Tertiary Education Trust Fund

Educational Agency overview
- Formed: 2011
- Jurisdiction: Federal government of Nigeria
- Headquarters: 6 Zambezi Crescent, Off Aguiyi Ironsi Street, Maitama, Abuja, FCT, Nigeria
- Ministers responsible: Tahir Mamman, Minister of Education of Nigeria; Sonny Echono, Executive Secretary;
- Parent department: Federal Ministry of Education (Nigeria)
- Website: https://tetfund.gov.ng/

= Tertiary Education Trust Fund =

Nigerian government administrative agency

The Tertiary Education Trust Fund (TETFund), is a scheme established by the Federal Government of Nigeria in 2011 to disburse, manage, and monitor the funding of government-owned tertiary education in Nigeria.

Before the establishment of the scheme, public tertiary education had become ineffective as a result of poor funding. The scheme was designed to improve the sector.

== Background ==
From the 1980's, the quality of all tiers of education in Nigeria greatly declined. In December 1990 the Federal Government under the administration of President Ibrahim Babangida constituted the Commission on the Review of Higher Education in Nigeria (the Gray Longe Commission) to review post-independence Nigerian Higher Education after Lord Ashby's Commission of 1959.

The Longe Commission recommended the funding of higher education through an earmarked tax to be paid by companies operating in Nigeria. An implementation committee under the chairmanship of Professor Olu O. Akinkugbe was constituted to implement the report's recommendations and an agreement was signed between the Federal Government and ASUU on 3 September 1992 on funding of universities. In January 1993, the Education Tax Act No7 of 1993 was passed alongside other education-related decrees. The Act imposed a 2% tax on the profits of all companies in Nigeria. The resulting Education Trust Fund (ETF) operated at federal, state and local levels.

==Establishment of the Tertiary Education Fund==
In May 2011 the Education Tax Act was repealed and replaced by the Tertiary Education Trust Fund Act, due to challenges in operating the ETF. These issues included:
- The ETF was overburdened and could only render palliative support.
- Duplication of functions and mandates of other Agencies set up after the ETF, such as Universal Basic Education (UBE) and Millennium Development Goals (MDGs).
The Tertiary Education Trust Fund (TETF) is also taken as a 2% tax paid from the assessable profit of companies registered in Nigeria. The Federal Inland Revenue Services (FIRS) assesses and collects the tax on behalf of the Fund. The funds are then disbursed for the general improvement of education in federal and state tertiary education for the provision or maintenance of:
- Essential physical infrastructure for teaching and learning;
- Institutional material and equipment;
- Research and publications;
- Academic staff training and development, and;
- Any other need which, in the opinion of the Board of Trustees, is critical and essential for the improvement and maintenance of standards in higher educational institutions.

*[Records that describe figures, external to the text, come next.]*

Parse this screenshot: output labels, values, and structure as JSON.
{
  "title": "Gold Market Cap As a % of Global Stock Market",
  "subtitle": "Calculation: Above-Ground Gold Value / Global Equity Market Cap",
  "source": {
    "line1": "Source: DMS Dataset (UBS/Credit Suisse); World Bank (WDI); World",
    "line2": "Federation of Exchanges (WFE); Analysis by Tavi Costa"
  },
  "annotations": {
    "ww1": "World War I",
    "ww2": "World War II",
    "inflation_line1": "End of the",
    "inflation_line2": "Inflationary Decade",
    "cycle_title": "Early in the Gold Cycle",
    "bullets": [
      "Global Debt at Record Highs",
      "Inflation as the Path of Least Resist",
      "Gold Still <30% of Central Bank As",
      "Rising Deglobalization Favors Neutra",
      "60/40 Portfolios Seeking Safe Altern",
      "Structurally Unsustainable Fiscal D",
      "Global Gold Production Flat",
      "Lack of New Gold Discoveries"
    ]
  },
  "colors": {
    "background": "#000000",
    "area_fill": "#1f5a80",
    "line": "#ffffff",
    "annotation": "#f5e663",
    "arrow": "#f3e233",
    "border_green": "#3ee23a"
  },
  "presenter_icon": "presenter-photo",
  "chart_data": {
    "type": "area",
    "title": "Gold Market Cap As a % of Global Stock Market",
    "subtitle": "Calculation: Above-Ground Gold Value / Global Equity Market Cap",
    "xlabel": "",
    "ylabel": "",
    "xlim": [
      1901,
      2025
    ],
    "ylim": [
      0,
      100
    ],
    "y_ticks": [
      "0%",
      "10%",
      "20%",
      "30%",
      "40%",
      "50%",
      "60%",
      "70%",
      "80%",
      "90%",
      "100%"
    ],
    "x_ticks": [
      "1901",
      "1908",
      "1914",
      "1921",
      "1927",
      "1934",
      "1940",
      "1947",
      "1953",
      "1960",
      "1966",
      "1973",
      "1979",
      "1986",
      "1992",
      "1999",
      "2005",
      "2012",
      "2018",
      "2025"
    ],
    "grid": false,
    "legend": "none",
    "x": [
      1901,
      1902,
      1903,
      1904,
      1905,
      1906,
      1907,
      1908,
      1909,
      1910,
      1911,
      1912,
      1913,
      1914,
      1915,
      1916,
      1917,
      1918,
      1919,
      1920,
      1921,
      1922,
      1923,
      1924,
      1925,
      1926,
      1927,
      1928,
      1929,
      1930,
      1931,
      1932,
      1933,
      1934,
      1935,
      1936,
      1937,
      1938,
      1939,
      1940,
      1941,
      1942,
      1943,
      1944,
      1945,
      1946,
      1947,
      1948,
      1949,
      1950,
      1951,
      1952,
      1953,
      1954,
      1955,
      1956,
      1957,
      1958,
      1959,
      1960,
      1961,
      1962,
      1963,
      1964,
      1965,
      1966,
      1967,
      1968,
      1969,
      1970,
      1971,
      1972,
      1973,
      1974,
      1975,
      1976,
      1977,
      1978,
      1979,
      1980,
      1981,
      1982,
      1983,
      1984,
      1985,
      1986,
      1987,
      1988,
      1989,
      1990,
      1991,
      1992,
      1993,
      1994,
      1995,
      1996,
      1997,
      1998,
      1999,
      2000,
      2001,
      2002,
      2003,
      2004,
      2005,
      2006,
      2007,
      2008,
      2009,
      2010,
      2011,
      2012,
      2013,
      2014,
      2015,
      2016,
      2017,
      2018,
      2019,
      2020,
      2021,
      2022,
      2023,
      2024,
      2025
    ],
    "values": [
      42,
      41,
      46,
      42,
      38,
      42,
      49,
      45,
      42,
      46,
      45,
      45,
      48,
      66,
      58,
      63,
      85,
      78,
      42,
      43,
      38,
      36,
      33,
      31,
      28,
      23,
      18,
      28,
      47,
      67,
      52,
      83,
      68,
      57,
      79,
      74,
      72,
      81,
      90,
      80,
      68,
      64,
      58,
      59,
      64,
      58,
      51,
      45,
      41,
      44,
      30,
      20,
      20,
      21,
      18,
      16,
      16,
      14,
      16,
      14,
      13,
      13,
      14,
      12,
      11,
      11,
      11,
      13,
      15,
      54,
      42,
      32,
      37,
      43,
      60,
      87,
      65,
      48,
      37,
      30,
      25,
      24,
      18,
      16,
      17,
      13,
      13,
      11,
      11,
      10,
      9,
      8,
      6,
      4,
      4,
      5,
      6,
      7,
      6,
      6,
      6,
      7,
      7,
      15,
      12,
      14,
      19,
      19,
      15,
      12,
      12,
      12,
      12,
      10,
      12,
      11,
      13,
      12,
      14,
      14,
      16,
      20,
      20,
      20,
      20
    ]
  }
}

The fund is managed by an eleven-member board with members drawn from the six geopolitical zones of the country as well as representative of the Federal Ministry of Education, Federal Ministry of Finance and the Federal Inland Revenue Services. The board has the following responsibilities as stated in the Act:
- Monitoring and ensuring collection of Tax by the Federal Inland Revenue Services and ensure transfer to the Fund;
- Manage and disburse the Tax;
- Liaise with appropriate ministries and bodies responsible for the collection or safekeeping of the Tax;
- Receive, request, and approve projects after due consideration;
- Ensure disbursement to various public tertiary education institutions in Nigeria;
- Monitor and evaluate the execution of projects;
- Invest funds in appropriate and safe securities;
- Update the Federal Government on its activities and progress through annual audited reports;
- Review progress and suggest improvement within the provisions of the Act;
- Do such other things that are necessary or incidental to the objective of the Fund under these Acts or as may be assigned by the Federal Government;
- Make any issue guidelines, from time to time, to all beneficiaries on disbursement of monies from the Fund on the use of monies received from the Fund;
- Generally to regulate the administration, application and disbursement of monies from the Fund under the Act.
The distribution is on the ratio of 2:1:1 as between Universities, Polytechnics and the College of Education. The trustees also have the power to give due consideration to the peculiarities of each geo-political zone in the disbursement.

== Criticism and challenges ==
In 2017, the board of trustees criticised federal and state tertiary institutions for not producing the necessary documentation to access the fund, N100bn of which had been unallocated due to this.